Apple M1X i prognozowane specyfikacje: w Cupertino już pracują nad szybszym Arm
Nowy układ ma napędzić MacBooka Pro 16, a także wydajniejsze konfiguracje iMaców, wynika z branżowych doniesień.
29.11.2020 14:12
Chip Apple M1 pojawił się wraz z ostatnią generacją MacBooka Air, Pro 13 i Maca mini i od razu sporo namieszał. Jak wynika z testów, jest co najmniej tak wydajny jak niskoprądowe układy x86, a jednocześnie zauważalnie bardziej energooszczędny. Co warte podkreślenia, Apple zapewnia przy tym sensowną warstwę translacji, więc zmiana architektury często bywa niezauważalna.

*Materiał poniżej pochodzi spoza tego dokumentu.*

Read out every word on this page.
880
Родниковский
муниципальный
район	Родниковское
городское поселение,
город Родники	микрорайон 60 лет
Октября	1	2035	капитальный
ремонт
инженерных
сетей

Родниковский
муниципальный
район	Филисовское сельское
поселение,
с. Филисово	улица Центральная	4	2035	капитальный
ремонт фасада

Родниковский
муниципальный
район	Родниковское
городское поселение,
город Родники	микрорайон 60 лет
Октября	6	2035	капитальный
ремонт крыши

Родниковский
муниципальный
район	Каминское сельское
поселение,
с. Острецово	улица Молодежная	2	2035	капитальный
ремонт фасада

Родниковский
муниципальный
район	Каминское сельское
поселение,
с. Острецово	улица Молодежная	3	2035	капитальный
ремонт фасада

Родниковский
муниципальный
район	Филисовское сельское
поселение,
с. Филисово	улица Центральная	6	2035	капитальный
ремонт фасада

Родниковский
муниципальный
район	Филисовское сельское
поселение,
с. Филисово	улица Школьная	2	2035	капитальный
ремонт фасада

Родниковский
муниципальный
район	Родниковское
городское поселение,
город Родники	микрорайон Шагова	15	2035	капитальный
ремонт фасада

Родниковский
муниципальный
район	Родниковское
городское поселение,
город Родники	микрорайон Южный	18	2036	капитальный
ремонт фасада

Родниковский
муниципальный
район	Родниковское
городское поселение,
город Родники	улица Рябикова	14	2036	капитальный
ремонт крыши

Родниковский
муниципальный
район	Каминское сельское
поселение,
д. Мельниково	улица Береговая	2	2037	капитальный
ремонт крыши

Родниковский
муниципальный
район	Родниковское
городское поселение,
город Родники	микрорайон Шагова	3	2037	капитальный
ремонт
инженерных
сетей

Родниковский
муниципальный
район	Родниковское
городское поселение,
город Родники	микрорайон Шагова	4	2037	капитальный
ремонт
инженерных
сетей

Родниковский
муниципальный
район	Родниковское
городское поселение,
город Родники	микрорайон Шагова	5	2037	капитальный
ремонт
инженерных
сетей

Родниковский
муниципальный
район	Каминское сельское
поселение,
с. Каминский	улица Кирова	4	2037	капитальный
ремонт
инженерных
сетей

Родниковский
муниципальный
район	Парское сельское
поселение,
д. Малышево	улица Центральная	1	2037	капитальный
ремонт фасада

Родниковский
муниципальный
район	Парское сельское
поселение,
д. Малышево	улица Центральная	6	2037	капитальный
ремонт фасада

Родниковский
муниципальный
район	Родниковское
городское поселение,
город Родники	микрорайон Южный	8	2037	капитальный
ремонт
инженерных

Siłą rzeczy przyszłość wydaje się klarowna: kolejne maki z układami typu Arm są kwestią czasu. Pada pytanie nie o to, czy taki sprzęt się pojawi, lecz kiedy i w jakim stylu to nastąpi. I jaki chip będzie ich podstawą, skoro dotychczasowy M1 należy ponoć do segmentu średniego.
Apple M1, przypomnijmy, składa się z czterech wysokowydajnych rdzeni Firestorm oraz czterech energooszczędnych Icestorm. Tymczasem, jak wynika z doniesień, w nadchodzącym modelu M1X liczba zasobów wykonawczych w klastrze wysokowydajnym zostanie podwojona. Taki właśnie układ ma napędzić kolejnego MacBooka Pro 16.
Informacja nie jest oczywiście oficjalna, pochodzi jednak z twitterowego profilu LeaksApplePro, na którym już wcześniej poprawnie przewidziano m.in. specyfikację M1.
Ciekawostką jest, że Apple nie planuje rzekomo robić hucznej premiery nowego MBP 16, a ma się ograniczyć do informacji prasowej. Dodatkowo, sama nazwa M1X w plotce określana jest jako robocza, aczkolwiek brzmi wiarygodnie. Producent z Cupertino zwyczajowo wykorzystuje literowe sufiksy przy układach o rozbudowanej konfiguracji.